-
Architects: cra-de
- Year: 2016
-
Photographs:Radu Malasincu
-
Manufacturers: Finnish Desing, Griro, V-Tac
Text description provided by the architects. The story of the house on Vasile Lascar St. is the story of many modernist houses in Bucharest: it has undergone numerous changes in ownership, usage and general configuration between 1946 when it was built, and 2014, when we were appointed to revitalize it.
VASILE LASCAR HOUSE IN NOVEMBER 2014
We found the house empty, in a derelict state: all the finishes stripped off by the passage of time, the first-floor windows walled in, the lower level partially flooded, PVC paneling enclosing the ground floor open access passage with the intention of increasing the internal ground floor area.
THE PROJECT
Our proposal aims at recovering the original internal space quality through the insertion of a bespoke infrastructure perfectly adapted to the client’s brief. We embarked on the project as you would an archaeological survey: on dismantling the improvised interventions of the former occupants we discovered the generosity of the original space, designed in the 1940s. The strict budget limitations prompted us to be resourceful in the use of a restrained materials palette, organized in simple geometries only: metallic mesh and reinforced glass screens, green living walls, folded metal sheets.
The project is designed as a series of spatial interventions that revitalize the neglected building and re-introduce it to the public. The site limit on Vasile Lascar St. takes on ambiguous features: urban bench, lush planter, and services housing unit, a mobile gate that defines a new public square pocket in front of the house when fully open. The metal grid unifies the transition from the open passage towards the internal courtyard and the future terrace.

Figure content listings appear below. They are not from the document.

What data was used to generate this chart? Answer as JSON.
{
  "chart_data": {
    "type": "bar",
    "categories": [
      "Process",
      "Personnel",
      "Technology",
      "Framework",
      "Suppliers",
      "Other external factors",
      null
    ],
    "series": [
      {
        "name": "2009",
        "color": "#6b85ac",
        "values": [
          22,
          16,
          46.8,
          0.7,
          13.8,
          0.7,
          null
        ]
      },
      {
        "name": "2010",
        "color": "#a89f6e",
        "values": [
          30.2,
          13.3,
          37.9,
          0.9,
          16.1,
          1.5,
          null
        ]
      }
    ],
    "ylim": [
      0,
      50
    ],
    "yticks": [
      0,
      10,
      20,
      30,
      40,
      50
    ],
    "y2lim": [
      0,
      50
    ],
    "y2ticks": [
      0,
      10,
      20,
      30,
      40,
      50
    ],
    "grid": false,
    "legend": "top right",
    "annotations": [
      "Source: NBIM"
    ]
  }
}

Each one of the new spaces are accessed through a folded metal plate doorway that punctuates as thresholds and also set a functional hierarchy for the design, as connectors. We also designed the escape stairs, the bespoke panels for toilet cubicles, the bar and worktops, and the planted screens as elements that all reinforce the proposed spatial concept for the client’s brief.
The team involved in developing FORM designed it as an open-end project, structured in phases that would enable useful feedback for the sequential design:
PHASE00: General repairs, stripping off and demolition of redundant temporary structures.
PHASE01: Ground floor restaurant and front of house pocket square.
PHASE02: Lower ground floor multifunctional spaces and main stair.
PHASE03: Private terrace and first floor gallery.
The space assigned to the restaurant on the ground floor is wide and narrow, therefore we decided to amplify it visually and merge it with the outdoors urban pocket in front of the house by letting in the external landscape, the basalt pavers, and the greenery. The original building fabric is highlighted by the monochrome palette of the proposed interventions: metal fixed furniture, basalt grey pavers, thin metal plinth that offsets the existing brickwork from the smooth floor finish in the dining area.
All bespoke fittings and loose furniture are designed in the same industrial spirit: the bar lights are using cable containment trays, the table legs are metal flat clamps. The drive of the project was to initiate an elastic dialogue with the old house, inviting the fleeting manifestations of urban life, changing in accordance to these, and then re-morphing by design.